Returning to a regular theme, he added: “No Collusion and No Obstruction, except by Crooked Hillary and the Democrats.”
McGahn’s lawyer, William Burck, said in a statement that the president had freed the White House counsel to speak openly to Mueller’s team.
“President Trump, through counsel, declined to assert any privilege over Mr. McGahn’s testimony, so Mr. McGahn answered the Special Counsel team’s questions fulsomely and honestly, as any person interviewed by federal investigators must,” Burck said.
The New York Times reported earlier on Saturday that McGahn has been willing to share numerous details with Mueller’s investigators, and that he has provided at least three voluntary interviews with Mueller’s team that spanned 30 hours over the past nine months.
The report stated that McGahn made the calculation to “protect himself” by fully cooperating with Mueller.
The high-profile NYT coverage threatens to add further tensions as Trump decides whether or not to sit down with Mueller for an interview.
Trump has aggressively denied any collusion with Russian officials in the lead-up to the election or any attempt to obstruct the Justice Department’s investigation into such allegations, regularly dismissing the probe as a “witch hunt.”
Trump has been under scrutiny, in particular, for firing former FBI Director James Comey, whom Trump pushed to back off the investigation into former national security adviser Michael Flynn, which is said to be part of the larger Russia probe.

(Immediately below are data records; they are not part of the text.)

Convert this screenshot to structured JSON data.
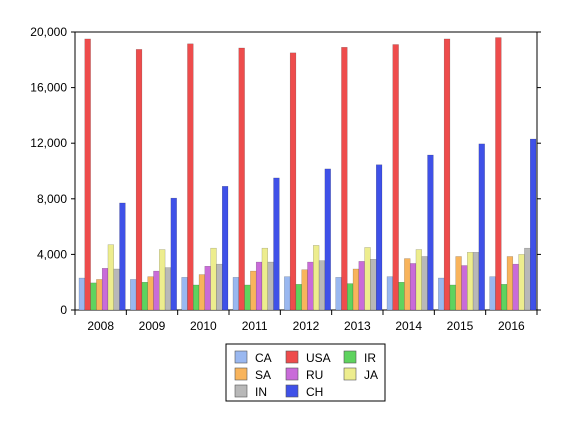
{
  "chart_data": {
    "type": "bar",
    "title": "",
    "xlabel": "",
    "ylabel": "",
    "categories": [
      "2008",
      "2009",
      "2010",
      "2011",
      "2012",
      "2013",
      "2014",
      "2015",
      "2016"
    ],
    "ylim": [
      0,
      21000
    ],
    "yticks": [
      0,
      4000,
      8000,
      12000,
      16000,
      20000
    ],
    "ytick_labels": [
      "0",
      "4,000",
      "8,000",
      "12,000",
      "16,000",
      "20,000"
    ],
    "grid": false,
    "legend_position": "bottom-center",
    "series": [
      {
        "name": "CA",
        "color": "#9ab8f0",
        "values": [
          2300,
          2200,
          2350,
          2350,
          2400,
          2350,
          2400,
          2300,
          2400
        ]
      },
      {
        "name": "USA",
        "color": "#ee4c4c",
        "values": [
          19500,
          18750,
          19150,
          18850,
          18500,
          18900,
          19100,
          19500,
          19600
        ]
      },
      {
        "name": "IR",
        "color": "#5ed35e",
        "values": [
          1950,
          2000,
          1800,
          1800,
          1850,
          1900,
          2000,
          1800,
          1850
        ]
      },
      {
        "name": "SA",
        "color": "#f8b45c",
        "values": [
          2200,
          2400,
          2550,
          2800,
          2900,
          2950,
          3700,
          3850,
          3850
        ]
      },
      {
        "name": "RU",
        "color": "#c96bd9",
        "values": [
          3000,
          2800,
          3150,
          3450,
          3450,
          3500,
          3350,
          3200,
          3300
        ]
      },
      {
        "name": "JA",
        "color": "#eded8e",
        "values": [
          4700,
          4350,
          4450,
          4450,
          4650,
          4500,
          4350,
          4150,
          4000
        ]
      },
      {
        "name": "IN",
        "color": "#b8b8b8",
        "values": [
          2950,
          3050,
          3300,
          3450,
          3550,
          3650,
          3850,
          4150,
          4450
        ]
      },
      {
        "name": "CH",
        "color": "#3f51e8",
        "values": [
          7700,
          8050,
          8900,
          9500,
          10150,
          10450,
          11150,
          11950,
          12300
        ]
      }
    ]
  }
}
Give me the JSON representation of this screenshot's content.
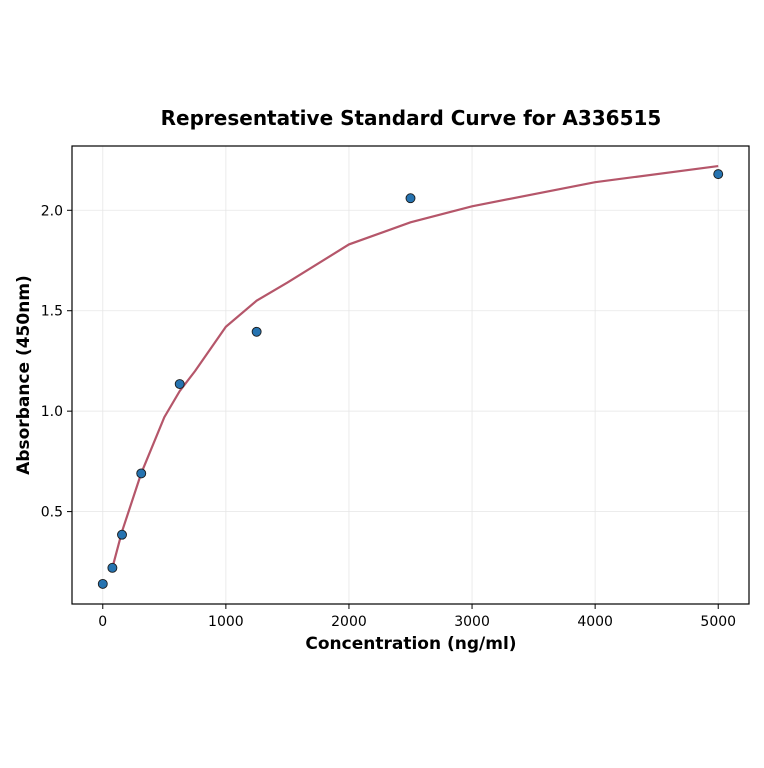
{
  "chart_data": {
    "type": "scatter",
    "title": "Representative Standard Curve for A336515",
    "x_label": "Concentration (ng/ml)",
    "y_label": "Absorbance (450nm)",
    "x": [
      0,
      78.125,
      156.25,
      312.5,
      625,
      1250,
      2500,
      5000
    ],
    "values": [
      0.14,
      0.22,
      0.385,
      0.69,
      1.135,
      1.395,
      2.06,
      2.18
    ],
    "color": "#2673b0",
    "curve": {
      "color": "#b5566a",
      "x": [
        78,
        156,
        312,
        500,
        625,
        750,
        1000,
        1250,
        1500,
        2000,
        2500,
        3000,
        4000,
        5000
      ],
      "values": [
        0.22,
        0.4,
        0.69,
        0.97,
        1.1,
        1.2,
        1.42,
        1.55,
        1.64,
        1.83,
        1.94,
        2.02,
        2.14,
        2.22
      ]
    },
    "xlim": [
      -250,
      5250
    ],
    "ylim": [
      0.04,
      2.32
    ],
    "xticks": [
      0,
      1000,
      2000,
      3000,
      4000,
      5000
    ],
    "yticks": [
      0.5,
      {
        "value": 1.0,
        "label": "1.0"
      },
      1.5,
      {
        "value": 2.0,
        "label": "2.0"
      }
    ],
    "grid": true
  }
}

POLITICO reported in March that McGahn was expected to step down from his post later this year, but that his departure may hinge on whether there was another opening for Trump to fill on the Supreme Court — an opening that emerged with the retirement of Justice Anthony Kennedy.
McGahn on three occasions has met voluntarily with the special counsel. In one meeting with Mueller earlier this year, the White House counsel described an encounter with an angry Trump badgering him to publicly dispute a January 2018 New York Times story that said the president ordered him to fire Mueller.

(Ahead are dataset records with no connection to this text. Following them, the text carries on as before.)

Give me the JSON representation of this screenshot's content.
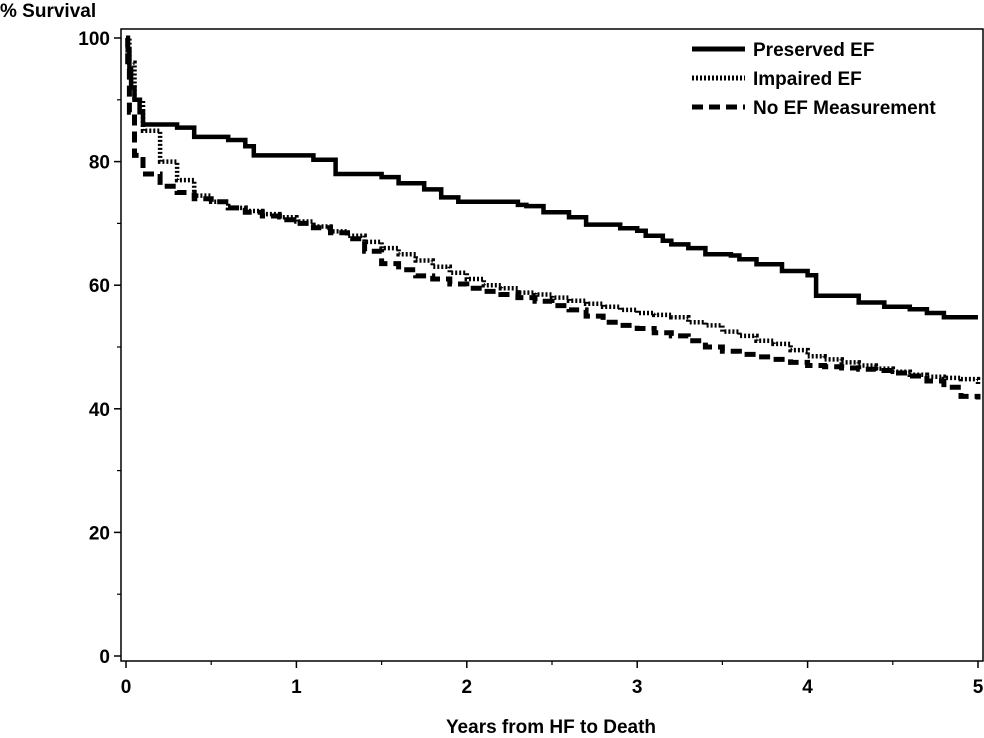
{
  "chart_data": {
    "type": "line",
    "title": "",
    "xlabel": "Years from HF to Death",
    "ylabel": "% Survival",
    "xlim": [
      0,
      5
    ],
    "ylim": [
      0,
      100
    ],
    "xticks": [
      0,
      1,
      2,
      3,
      4,
      5
    ],
    "yticks": [
      0,
      20,
      40,
      60,
      80,
      100
    ],
    "grid": false,
    "legend_position": "top-right",
    "step": true,
    "series": [
      {
        "name": "Preserved EF",
        "style": "solid",
        "color": "#000000",
        "x": [
          0,
          0.01,
          0.02,
          0.03,
          0.05,
          0.08,
          0.1,
          0.2,
          0.3,
          0.4,
          0.6,
          0.7,
          0.75,
          1.1,
          1.23,
          1.5,
          1.6,
          1.75,
          1.85,
          1.95,
          2.3,
          2.35,
          2.45,
          2.6,
          2.7,
          2.9,
          3.0,
          3.05,
          3.15,
          3.2,
          3.3,
          3.4,
          3.55,
          3.6,
          3.7,
          3.85,
          4.0,
          4.05,
          4.3,
          4.45,
          4.6,
          4.7,
          4.8,
          5.0
        ],
        "y": [
          100,
          98,
          95,
          92,
          90,
          88,
          86,
          86,
          85.5,
          84,
          83.5,
          82.5,
          81,
          80.3,
          78,
          77.5,
          76.5,
          75.5,
          74.2,
          73.5,
          73,
          72.8,
          71.8,
          71,
          69.8,
          69.2,
          68.8,
          68,
          67.2,
          66.6,
          66,
          65,
          64.8,
          64.2,
          63.4,
          62.3,
          61.6,
          58.3,
          57.2,
          56.5,
          56.1,
          55.5,
          54.8,
          54.8
        ]
      },
      {
        "name": "Impaired EF",
        "style": "dotted",
        "color": "#000000",
        "x": [
          0,
          0.02,
          0.05,
          0.1,
          0.2,
          0.3,
          0.4,
          0.5,
          0.6,
          0.7,
          0.8,
          0.9,
          1.0,
          1.1,
          1.2,
          1.3,
          1.4,
          1.5,
          1.6,
          1.7,
          1.8,
          1.9,
          2.0,
          2.1,
          2.2,
          2.3,
          2.4,
          2.5,
          2.6,
          2.7,
          2.8,
          2.9,
          3.0,
          3.1,
          3.2,
          3.3,
          3.4,
          3.5,
          3.6,
          3.7,
          3.8,
          3.9,
          4.0,
          4.1,
          4.2,
          4.3,
          4.4,
          4.5,
          4.6,
          4.7,
          4.8,
          4.9,
          5.0
        ],
        "y": [
          100,
          96,
          90,
          85,
          80,
          77,
          74.5,
          73.5,
          72.5,
          72,
          71.5,
          71,
          70.3,
          69.5,
          68.7,
          68,
          67,
          66,
          65,
          64,
          63,
          62,
          61,
          60,
          59.5,
          58.8,
          58.5,
          58,
          57.5,
          57,
          56.5,
          56,
          55.5,
          55.2,
          54.8,
          54,
          53.5,
          52.5,
          51.8,
          51,
          50.5,
          49.5,
          48.5,
          48,
          47.5,
          47,
          46.5,
          46,
          45.5,
          45.2,
          45,
          44.8,
          44
        ]
      },
      {
        "name": "No EF Measurement",
        "style": "dashed",
        "color": "#000000",
        "x": [
          0,
          0.01,
          0.02,
          0.05,
          0.1,
          0.2,
          0.3,
          0.4,
          0.5,
          0.6,
          0.7,
          0.8,
          0.9,
          1.0,
          1.1,
          1.2,
          1.3,
          1.4,
          1.5,
          1.6,
          1.7,
          1.8,
          1.9,
          2.0,
          2.1,
          2.2,
          2.3,
          2.4,
          2.5,
          2.6,
          2.7,
          2.8,
          2.9,
          3.0,
          3.1,
          3.2,
          3.3,
          3.4,
          3.5,
          3.6,
          3.7,
          3.8,
          3.9,
          4.0,
          4.1,
          4.2,
          4.3,
          4.4,
          4.5,
          4.6,
          4.7,
          4.8,
          4.9,
          5.0
        ],
        "y": [
          100,
          95,
          88,
          81,
          78,
          76,
          75,
          74,
          73.5,
          72.5,
          71.8,
          71.2,
          70.6,
          70,
          69.3,
          68.5,
          67.5,
          65.5,
          63.5,
          62.5,
          61.5,
          61,
          60.2,
          59.5,
          59,
          58.5,
          58,
          57.4,
          56.7,
          56,
          55,
          54,
          53.5,
          53,
          52.3,
          51.8,
          51,
          50,
          49.3,
          48.8,
          48.4,
          48,
          47.5,
          47,
          46.8,
          46.6,
          46.4,
          46.2,
          45.8,
          45.3,
          44.5,
          43.5,
          42,
          41.5
        ]
      }
    ]
  }
}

McGahn also told Mueller how the president tried without success to get his then-staff secretary, Rob Porter, to warn McGahn that he could be fired if he didn’t deny that Times article. The president and McGahn had a rough spring and summer working together throughout the defining moments of the Russia probe in 2017.
The president lashed out at his White House counsel in the Oval Office for not doing more to kill the Russia probe when it was in its infancy.
McGahn threatened to quit that June 2017 after Trump pushed the idea of firing Mueller and backed down only when the president did, too. And the White House counsel ultimately recused himself from the Russia probe that same month because too many people working with him were being questioned about the roles they played in the Comey and Flynn firings.
All of the president’s Russia matters since McGahn stepped back — to focus on regulations and judicial nominations — have been handled by a still-evolving list of personal and official White House lawyers: Marc Kasowitz, John Dowd, Jay Sekulow, Ty Cobb, Jane and Marty Raskin, Emmet Flood and Rudy Giuliani.